Ein Teil der gesamtnationalen Einigkeit in Sachen Beneš-Dekrete besteht in der unausgesprochenen Verständigung, über die Vertreibung der Deutschen nach dem zweiten Weltkrieg als auch über die Beneš-Dekrete weder zu schreiben noch zu sprechen. Die Erklärung des Abgeordnetenhauses am 24. April hat doch einen „dicken Strich“ unter die Vergangenheit gemacht.

Die Entscheidung der Europäischen Union jedoch problematisiert diesen „dicken Strich“ erheblich. Auf der einen Seite lobt das Parlament die Deutsch-Tschechische Erklärung von 1997 als ein gutes Fundament für eine Versöhnung. Gleichzeitig aber fügt das Parlament an, daß eine entsprechende politische Geste in diesem Sinne aus Prag wünschenswert wäre.

Nun, sollte es sich nur um eine Geste handeln, gäbe es immerhin noch Ausweichmöglichkeiten.

Eine politische Geste allerdings öffnet auf ihre Weise wieder die Ereignisse vor dem dicken Strich. Das Europäische Parlament hat keine Zweifel daran gelassen, daß nach dem EU Beitritt Bürger aller Staaten (also auch die Sudetendeutschen) auf dem Gebiet der Tschechischen Republik gleiche Rechte haben werden. Als auch, daß in der Vergangenheit in Abwesenheit ausgesprochene Gerichtsurteile ungültig werden. Ja, die Resolution behandelt konkret das Rechtmäßigkeits-Gesetz 115/1946 Sb. (Gesetz, aufgrund dessen Nachkriegsmörder der Deutschen begnadigt wurden) und kommt zu dem Schluß, daß es aus der Sicht der modernen Gesetzgebung keine existentielle Berechtigung hat.

Die Vergangenheit zeigt sich auf bemerkenswerte Weise auch im allgemeinen Teil der Resolution.
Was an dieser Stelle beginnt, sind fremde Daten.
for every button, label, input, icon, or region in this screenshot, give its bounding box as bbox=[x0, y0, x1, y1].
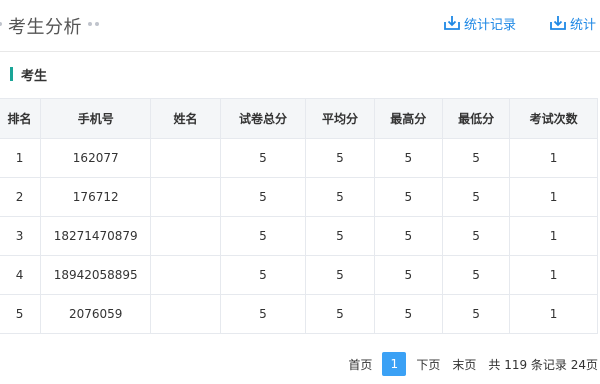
cell-average: 5 bbox=[305, 255, 375, 295]
table-row[interactable]: 3 18271470879 5 5 5 5 1 bbox=[0, 216, 598, 256]
export-stats-label: 统计 bbox=[570, 17, 597, 33]
cell-name bbox=[150, 216, 221, 256]
collapse-dot-icon bbox=[0, 22, 2, 26]
cell-name bbox=[150, 177, 221, 217]
column-header-phone[interactable]: 手机号 bbox=[40, 98, 152, 139]
section-accent-bar bbox=[10, 67, 13, 81]
cell-total-score: 5 bbox=[219, 255, 307, 295]
download-tray-icon bbox=[444, 16, 460, 30]
column-header-rank[interactable]: 排名 bbox=[0, 98, 42, 139]
table-row[interactable]: 2 176712 5 5 5 5 1 bbox=[0, 177, 598, 217]
cell-highest: 5 bbox=[373, 255, 443, 295]
column-header-lowest[interactable]: 最低分 bbox=[441, 98, 511, 139]
table-row[interactable]: 5 2076059 5 5 5 5 1 bbox=[0, 294, 598, 334]
cell-lowest: 5 bbox=[441, 138, 511, 178]
candidate-table: 排名 手机号 姓名 试卷总分 平均分 最高分 最低分 考试次数 1 162077… bbox=[0, 98, 598, 334]
cell-total-score: 5 bbox=[219, 177, 307, 217]
first-page-link[interactable]: 首页 bbox=[348, 356, 372, 373]
cell-rank: 3 bbox=[0, 216, 42, 256]
cell-name bbox=[150, 294, 221, 334]
cell-phone: 18271470879 bbox=[40, 216, 152, 256]
export-stats-button[interactable]: 统计 bbox=[549, 12, 596, 34]
cell-total-score: 5 bbox=[219, 216, 307, 256]
table-row[interactable]: 1 162077 5 5 5 5 1 bbox=[0, 138, 598, 178]
cell-average: 5 bbox=[305, 177, 375, 217]
more-dots-icon[interactable] bbox=[88, 22, 99, 26]
section-title: 考生 bbox=[21, 69, 48, 84]
column-header-average[interactable]: 平均分 bbox=[305, 98, 375, 139]
cell-rank: 1 bbox=[0, 138, 42, 178]
cell-name bbox=[150, 138, 221, 178]
cell-average: 5 bbox=[305, 294, 375, 334]
column-header-name[interactable]: 姓名 bbox=[150, 98, 221, 139]
cell-lowest: 5 bbox=[441, 177, 511, 217]
table-header-row: 排名 手机号 姓名 试卷总分 平均分 最高分 最低分 考试次数 bbox=[0, 98, 598, 139]
cell-rank: 5 bbox=[0, 294, 42, 334]
cell-highest: 5 bbox=[373, 294, 443, 334]
next-page-link[interactable]: 下页 bbox=[416, 356, 440, 373]
cell-lowest: 5 bbox=[441, 216, 511, 256]
page-header: 考生分析 统计记录 统计 bbox=[0, 0, 600, 52]
cell-total-score: 5 bbox=[219, 294, 307, 334]
download-tray-icon bbox=[550, 16, 566, 30]
column-header-total-score[interactable]: 试卷总分 bbox=[219, 98, 307, 139]
column-header-exam-count[interactable]: 考试次数 bbox=[509, 98, 598, 139]
cell-lowest: 5 bbox=[441, 294, 511, 334]
column-header-highest[interactable]: 最高分 bbox=[373, 98, 443, 139]
cell-phone: 176712 bbox=[40, 177, 152, 217]
cell-exam-count: 1 bbox=[509, 294, 598, 334]
cell-average: 5 bbox=[305, 216, 375, 256]
cell-exam-count: 1 bbox=[509, 177, 598, 217]
cell-total-score: 5 bbox=[219, 138, 307, 178]
pagination: 首页 1 下页 末页 共 119 条记录 24页 bbox=[342, 352, 598, 376]
cell-rank: 4 bbox=[0, 255, 42, 295]
cell-phone: 162077 bbox=[40, 138, 152, 178]
section-header: 考生 bbox=[0, 53, 600, 97]
cell-exam-count: 1 bbox=[509, 255, 598, 295]
export-records-button[interactable]: 统计记录 bbox=[443, 12, 516, 34]
cell-highest: 5 bbox=[373, 138, 443, 178]
cell-phone: 18942058895 bbox=[40, 255, 152, 295]
cell-phone: 2076059 bbox=[40, 294, 152, 334]
cell-rank: 2 bbox=[0, 177, 42, 217]
cell-exam-count: 1 bbox=[509, 138, 598, 178]
page-title: 考生分析 bbox=[8, 17, 82, 38]
cell-exam-count: 1 bbox=[509, 216, 598, 256]
cell-highest: 5 bbox=[373, 216, 443, 256]
cell-name bbox=[150, 255, 221, 295]
current-page-button[interactable]: 1 bbox=[382, 352, 407, 376]
cell-average: 5 bbox=[305, 138, 375, 178]
cell-highest: 5 bbox=[373, 177, 443, 217]
pagination-summary: 共 119 条记录 24页 bbox=[488, 357, 598, 372]
export-records-label: 统计记录 bbox=[464, 17, 517, 33]
table-row[interactable]: 4 18942058895 5 5 5 5 1 bbox=[0, 255, 598, 295]
cell-lowest: 5 bbox=[441, 255, 511, 295]
last-page-link[interactable]: 末页 bbox=[452, 356, 476, 373]
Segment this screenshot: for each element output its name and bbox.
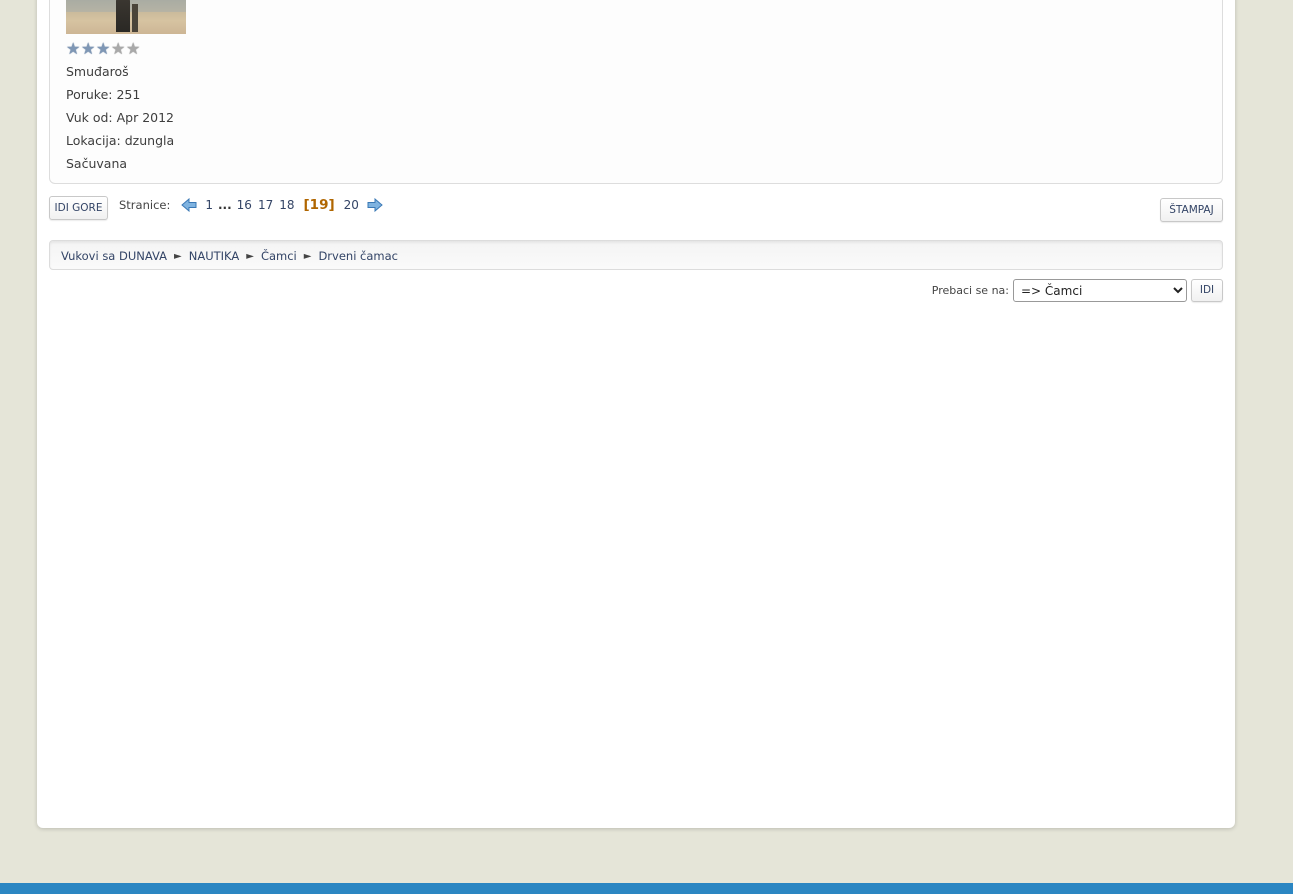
breadcrumb-item[interactable]: NAUTIKA <box>189 249 240 263</box>
breadcrumb-separator: ► <box>246 250 254 262</box>
star-icon: ★ <box>96 39 111 58</box>
next-page-icon[interactable] <box>367 197 383 213</box>
breadcrumb: Vukovi sa DUNAVA ► NAUTIKA ► Čamci ► Drv… <box>49 240 1223 270</box>
jump-label: Prebaci se na: <box>931 284 1009 297</box>
avatar[interactable] <box>66 0 186 34</box>
jump-go-button[interactable]: IDI <box>1191 279 1223 302</box>
page-link[interactable]: 20 <box>344 198 359 212</box>
post-author-panel: ★ ★ ★ ★ ★ Smuđaroš Poruke: 251 Vuk od: A… <box>49 0 1223 184</box>
member-posts: Poruke: 251 <box>66 87 141 102</box>
go-up-button[interactable]: IDI GORE <box>49 196 108 220</box>
footer-strip <box>0 883 1293 894</box>
star-empty-icon: ★ <box>126 39 141 58</box>
print-button[interactable]: ŠTAMPAJ <box>1160 198 1223 222</box>
prev-page-icon[interactable] <box>181 197 197 213</box>
page-link[interactable]: 16 <box>237 198 252 212</box>
star-empty-icon: ★ <box>111 39 126 58</box>
avatar-figure <box>116 0 130 32</box>
avatar-figure-rod <box>132 4 138 32</box>
member-rank: Smuđaroš <box>66 64 129 79</box>
jump-to: Prebaci se na: => Čamci IDI <box>932 279 1223 302</box>
star-icon: ★ <box>66 39 81 58</box>
member-status: Sačuvana <box>66 156 128 171</box>
jump-select[interactable]: => Čamci <box>1013 279 1187 302</box>
page-link[interactable]: 17 <box>258 198 273 212</box>
member-since: Vuk od: Apr 2012 <box>66 110 175 125</box>
star-icon: ★ <box>81 39 96 58</box>
breadcrumb-separator: ► <box>174 250 182 262</box>
pagination: Stranice: 1 ... 16 17 18 [19] 20 <box>119 197 388 213</box>
pagination-label: Stranice: <box>119 198 171 212</box>
breadcrumb-item[interactable]: Vukovi sa DUNAVA <box>61 249 167 263</box>
member-location: Lokacija: dzungla <box>66 133 175 148</box>
breadcrumb-item[interactable]: Drveni čamac <box>318 249 398 263</box>
page-link[interactable]: 18 <box>279 198 294 212</box>
pagination-ellipsis: ... <box>217 198 232 212</box>
breadcrumb-separator: ► <box>303 250 312 262</box>
current-page: [19] <box>303 197 335 213</box>
page-container: ★ ★ ★ ★ ★ Smuđaroš Poruke: 251 Vuk od: A… <box>37 0 1235 828</box>
page-link[interactable]: 1 <box>205 198 213 212</box>
breadcrumb-item[interactable]: Čamci <box>261 249 297 263</box>
rank-stars: ★ ★ ★ ★ ★ <box>66 39 141 58</box>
Im Artikel 40 empfiehlt das Europäische Parlament, daß nach dem Beispiel der Deutsch-Tschechischen Erklärung auch andere, heutige und künftige Nationen eine „Europäische Erklärung“ signieren sollen. Diese soll Bedauern über Verbrechen gegen Menschlichkeit, Brutalität und Unrecht während des 2. Weltkriegs ausdrücken. Die Deklaration soll die Signatare verpflichten, auf der Basis gemeinsamer Wert- und Zielvorstellungen einer europäischen Integration wirksam zu einer Überwindung vergangener Spannungen, Feindschaften und Vorurteile beizutragen, die ihre Wurzeln in nationalistisch determinierten historischen und politischen Interpretation der Vergangenheit haben.

Das Erfüllen dieser Forderung würde sowohl eine empfindliche Störung des „dicken Strichs“ bedeuten als auch einen hohen Grad Selbstreflexion der offiziellen tschechischen Historiegrafie erfordern.

Aus diesem Grund bin ich mir nicht sicher, ob dieser Sieg der Tschechischen Republik nicht eher die Bezeichnung Pyrrhussieg verdient. Weit hergeholt ist dieser Vergleich nicht. Die tschechische Politik hat an den Beneš-Dekreten um jeden Preis festgehalten. Und es ist ihr bis zu einem hohen Maße gelungen.

Allerdings ist eines dieser Gesetze, eines der wichtigsten, das an die Dekrete anknüpft und ihnen einen Schutzwall bedeutet (Rechtmäßikeitsgesetz 115/46) de facto in der EU gefallen. Es ist das erste Mal, daß Vergleichbares geschah.

Zweifelsohne ist für die tschechische Politik die Zeit reif, um gleichzeitig mit der politischen Geste eine Neuinterpretation der bisherigen Wahrnehmung der Zeit unmittelbar nach dem zweiten Weltkrieg einzuleiten. Es wäre zwar peinlich, aber es wäre auch ein Wunder.